Re: Large animal extinctions: extinction-ex-astra

Timo Niroma (
13 Jul 1996 16:30:38 GMT

In article <31DF39D1.1378@IntNet.Net>, cyberguy <cyberguy@IntNet.Net> says:
>I have done more than one research paper on Tunguska. I recommend the
>book And the Fire Came By as well. Sorry to have to tell you but the
>official Russian research concluded that it was a nuclear explosion.
>There were TWO over flights, and the first one changed direction away
>from populated areas. There was the inevitable mushroom cloud, and
>radiation, trees fried on one side only (Heroshima like charing) and
>right under ground zero only the tops of the trees were snapped off. This
>ONLY happens with nukes as far as we know. And of course it was not an
>anti matter meteor because of the hight of the final explosion. How big
>would a chunk of rock (anti rock?) have to be to survive a plunge through
>the atmosphere to something over a mile up? Just as they did in
>Heroshima, they triangulated the detonation point.

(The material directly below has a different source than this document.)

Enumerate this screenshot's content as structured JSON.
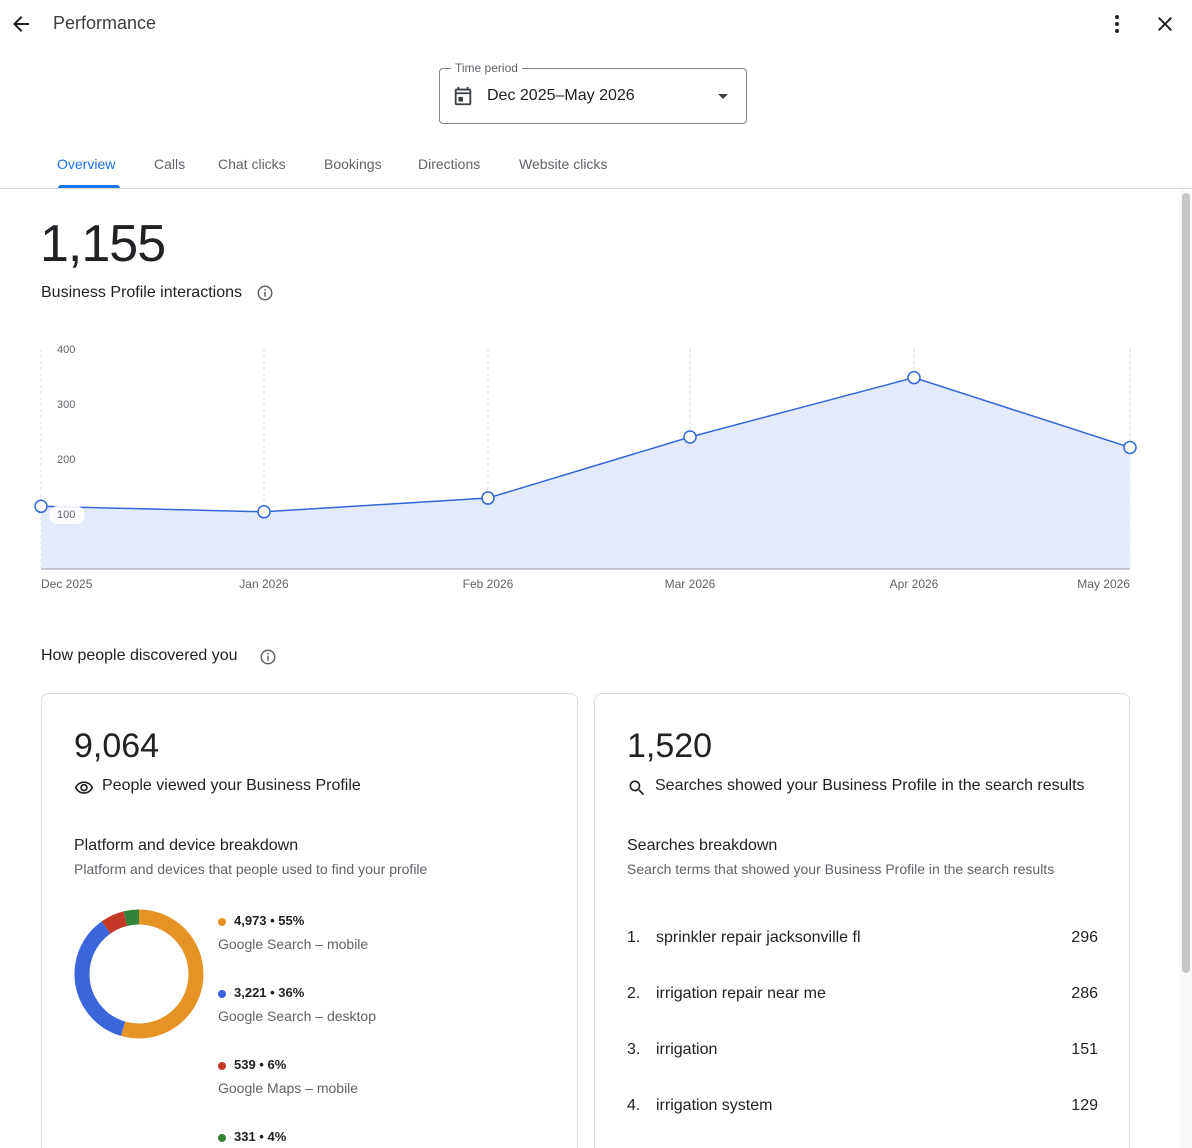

Would you please tell your source.

I have never seen any official report, Russian or Western, that tells about any
nuclear explosion.

No one of the scientific investigators from Kulik in 1920s on and westerners in
1990s have found any radiation.

Trees near ground zeros fell like matches, trees far away were burnt on the
explosion side only and trees on ground zero only on their top.

The reason was the pressure vawe: it blowed of the needed oxygen for large areas.
Still a great part of the tundra were burnt.

No radiation or any anti-matter is needed to explain the Tunguska explosion. An
ordinary stony meteorite of about 70m with a speed of some 30 km/s is all that is
needed to explain all that happened.